第45話グラデ左 グラデ右矢口と安倍

 しばらくすると狭くて薄暗い密林に包まれた山道が突然ひらけて、ポッカリとした空間が広がった。
 西に傾いた陽光が運転する矢口の目に突然飛び込んできたので、慌てて額に留めてあったサングラスを再びかけなおす。はるか前方に緑色のなめらかな稜線を背後に控えた、(それとは対称をなす)直線的な建物が二人の視界に飛び込んでくる。
 つんく♂邸だ。

 安倍が手をたたき、大はしゃぎしている。

「なっち、ココは初めてだったよね?」
「うん!」
 本当にこんなところに元モーニング娘。(自分もそうだが)が集まっているのだろうか、と同じく初訪問の矢口は不安になる。

 密林を抜けても、屋敷まではまだかなりの距離がある。
 乱雑に積まれた、腰の高さぐらいまでしかない石垣は敷地を仕切るためのものらしく、外門と呼べるほどの立派なものではない。正門もさほど立派なものは用意されているわけではなくて、石垣がぱたっと途切れて車で乗り入れるには十分の幅の道が続いているだけだ。正門 から屋敷まで距離にして3、400メートル程もある。垣根の外にも中にもそれほど目立つものはなく、ただ草木が生い茂っているのみ。
 それでも屋敷に近づくにつれて、少しづつ整備された木や花壇なども目立つようになってきた。芝生を植えようとしている跡もあるが、いまひとつ中途半端な印象は否めない。

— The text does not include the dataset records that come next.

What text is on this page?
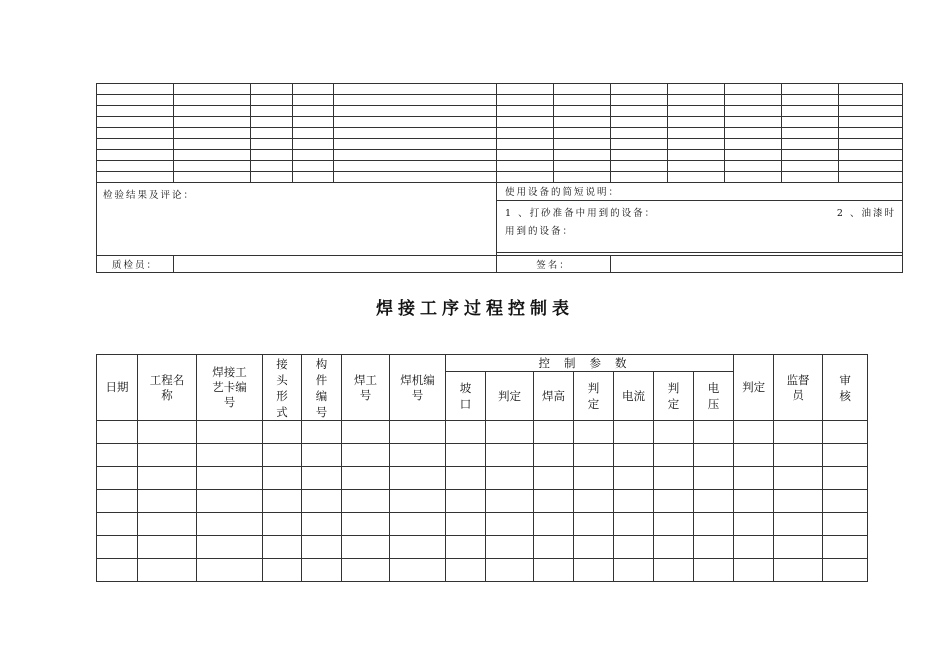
检验结果及评论：					使用设备的简短说明：						

					1 、打砂准备中用到的设备： 2 、油漆时
用到的设备：						

质检员：					签名：						
焊接工序过程控制表
日期	工程名称	焊接工艺卡编号	接头形式	构件编号	焊工号	焊机编号	控制参数							判定	监督员	审核
							坡口	判定	焊高	判定	电流	判定	电压			
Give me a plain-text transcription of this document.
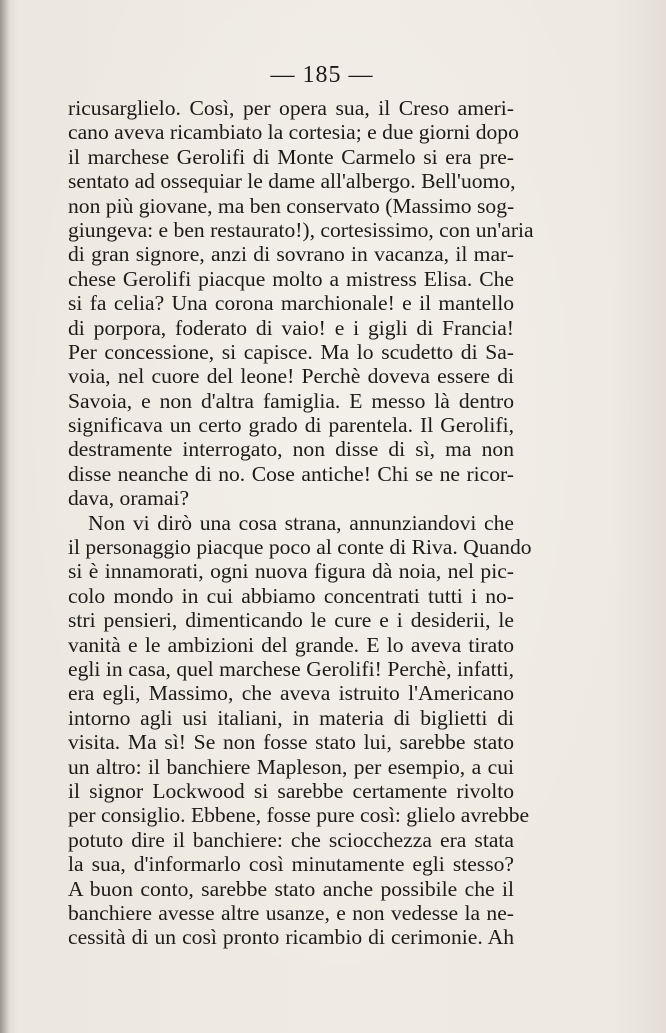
— 185 —
ricusarglielo. Così, per opera sua, il Creso ameri-
cano aveva ricambiato la cortesia; e due giorni dopo
il marchese Gerolifi di Monte Carmelo si era pre-
sentato ad ossequiar le dame all'albergo. Bell'uomo,
non più giovane, ma ben conservato (Massimo sog-
giungeva: e ben restaurato!), cortesissimo, con un'aria
di gran signore, anzi di sovrano in vacanza, il mar-
chese Gerolifi piacque molto a mistress Elisa. Che
si fa celia? Una corona marchionale! e il mantello
di porpora, foderato di vaio! e i gigli di Francia!
Per concessione, si capisce. Ma lo scudetto di Sa-
voia, nel cuore del leone! Perchè doveva essere di
Savoia, e non d'altra famiglia. E messo là dentro
significava un certo grado di parentela. Il Gerolifi,
destramente interrogato, non disse di sì, ma non
disse neanche di no. Cose antiche! Chi se ne ricor-
dava, oramai?
Non vi dirò una cosa strana, annunziandovi che
il personaggio piacque poco al conte di Riva. Quando
si è innamorati, ogni nuova figura dà noia, nel pic-
colo mondo in cui abbiamo concentrati tutti i no-
stri pensieri, dimenticando le cure e i desiderii, le
vanità e le ambizioni del grande. E lo aveva tirato
egli in casa, quel marchese Gerolifi! Perchè, infatti,
era egli, Massimo, che aveva istruito l'Americano
intorno agli usi italiani, in materia di biglietti di
visita. Ma sì! Se non fosse stato lui, sarebbe stato
un altro: il banchiere Mapleson, per esempio, a cui
il signor Lockwood si sarebbe certamente rivolto
per consiglio. Ebbene, fosse pure così: glielo avrebbe
potuto dire il banchiere: che sciocchezza era stata
la sua, d'informarlo così minutamente egli stesso?
A buon conto, sarebbe stato anche possibile che il
banchiere avesse altre usanze, e non vedesse la ne-
cessità di un così pronto ricambio di cerimonie. Ah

 つんく♂邸の外観が、ようやくはっきりと見えてきた。
 まさに絵に描いたような洋館。3階建てのどっしりとした構えの豪邸は二人を威圧しているようだ。
 屋敷は赤レンガとツタの葉に包まれている。ツタの葉にはところどころ小さくて白い花が咲いていて、もっと空が薄暗くなったら屋敷の壁一面が星空のように見えるかもしれないね、と安倍はロマンチックで緊張感のないコメント。

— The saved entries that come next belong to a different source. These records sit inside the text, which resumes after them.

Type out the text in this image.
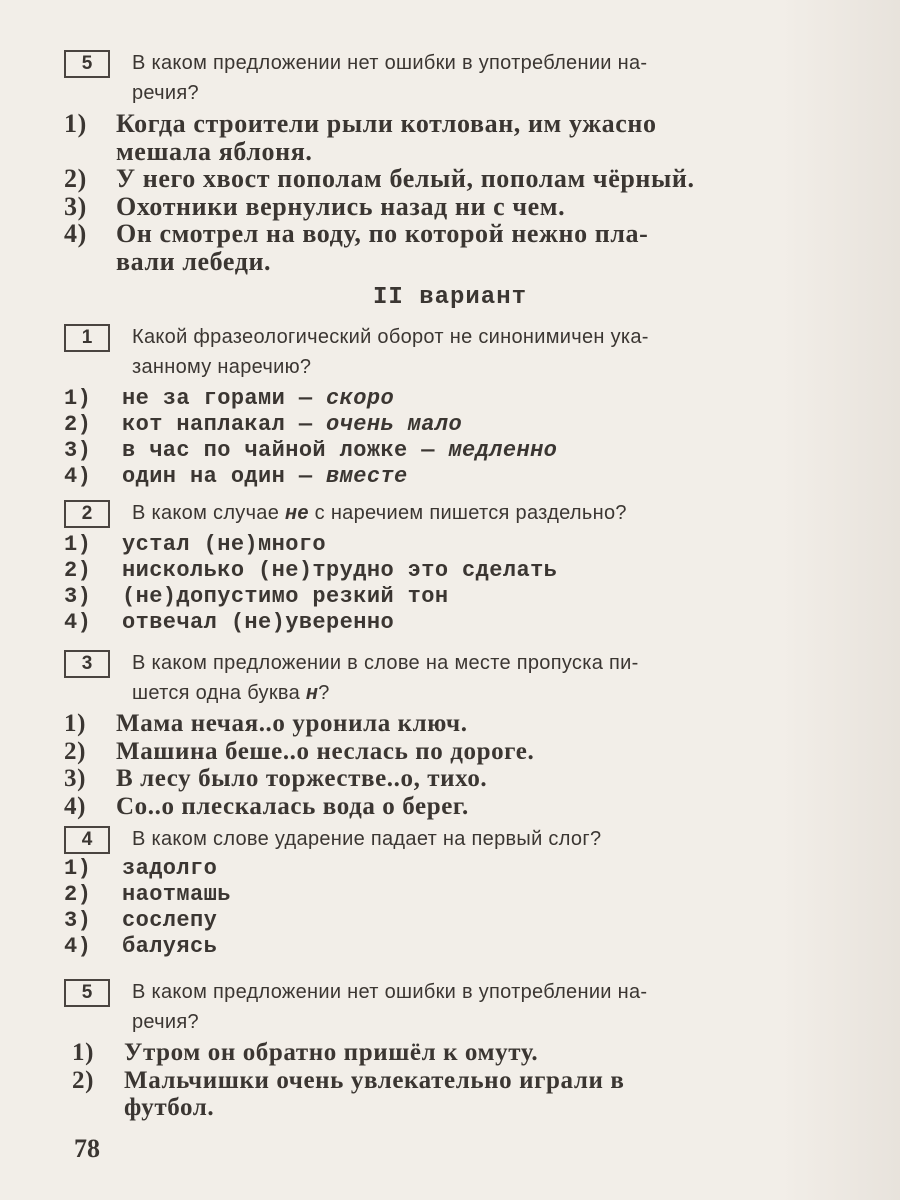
5	В каком предложении нет ошибки в употреблении на-
речия?
1) Когда строители рыли котлован, им ужасно
мешала яблоня.
2) У него хвост пополам белый, пополам чёрный.
3) Охотники вернулись назад ни с чем.
4) Он смотрел на воду, по которой нежно пла-
вали лебеди.
II вариант
1	Какой фразеологический оборот не синонимичен ука-
занному наречию?
1) не за горами — скоро
2) кот наплакал — очень мало
3) в час по чайной ложке — медленно
4) один на один — вместе
2	В каком случае не с наречием пишется раздельно?
1) устал (не)много
2) нисколько (не)трудно это сделать
3) (не)допустимо резкий тон
4) отвечал (не)уверенно
3	В каком предложении в слове на месте пропуска пи-
шется одна буква н?
1) Мама нечая..о уронила ключ.
2) Машина беше..о неслась по дороге.
3) В лесу было торжестве..о, тихо.
4) Со..о плескалась вода о берег.
4	В каком слове ударение падает на первый слог?
1) задолго
2) наотмашь
3) сослепу
4) балуясь
5	В каком предложении нет ошибки в употреблении на-
речия?
1) Утром он обратно пришёл к омуту.
2) Мальчишки очень увлекательно играли в
футбол.
78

 車のスピードを緩め、じっくりと矢口もその洋館のたたずまいを目に焼き付ける。
 その時だった。
 屋敷正面入口から右の―――2階の窓から、誰かがこちら側をじっと見つめている。
 黒い滑らかなロングヘアー。
 幼児体型の身体にぴったり沿うように着ている白いワンピース。

 顔は・・・確認する前に奧に消えてしまった。
 どことなく懐かしい―――そんな顔だったが、矢口は思い出せない。
 ただなんとなく、悲しげな目をしていたような・・・しかしイメージばかりが先行して実体を捉えることができない。
 そもそも今日会うメンバーのほとんどがあの事件以来の「ご対面」になるわけで、誰に会っても懐かしいと感じるのは当たり前だし、敏感になりすぎているのかもしれない。

「なっち、見えた? 誰だろ?」
「何がぁ?」
「いや・・・なんでもない」
 屋敷のそばの木陰に3台の車が駐車してある。
 矢口のRVもそれに並べるように停車した。
「すっげぇ・・・」
 車にロックをかけた矢口が屋敷を見上げる。
 遠目には大自然の中にひっそりとたたずむ小さな箱という印象を受けたが、いざ屋敷の正面に立つと、ミニマムな矢口はその巨体に圧倒される。

 入り口は正面の大きな扉だろう。短い石階段と緩やかなスロープ、そして両脇には青銅製の手すりが添えられている。
 何故だかわからないが映画のセットのようにハリボテであればいいのに、と矢口は思った。

(えーっと、呼び鈴はどこだろ?)
 あたりを見渡したが、それらしきものは見あたらない。
 ボストンバックを肩に掛けた安倍がタッタッタと小走りにその手すりまで寄り、その一番前に申し訳程度に付いているような白くて小さなボタンを押した。
 あとから聞いた話だが、もともとホテルだったこの建物は外に呼び鈴を備え付けておらず、改築の際に設置したインターホンには若干手を加えて、屋敷全体に音が響き渡るようにしたそうだ。
「ピンポ〜ン♪」
 柔らかい音色が、小さな箱の中にこだました。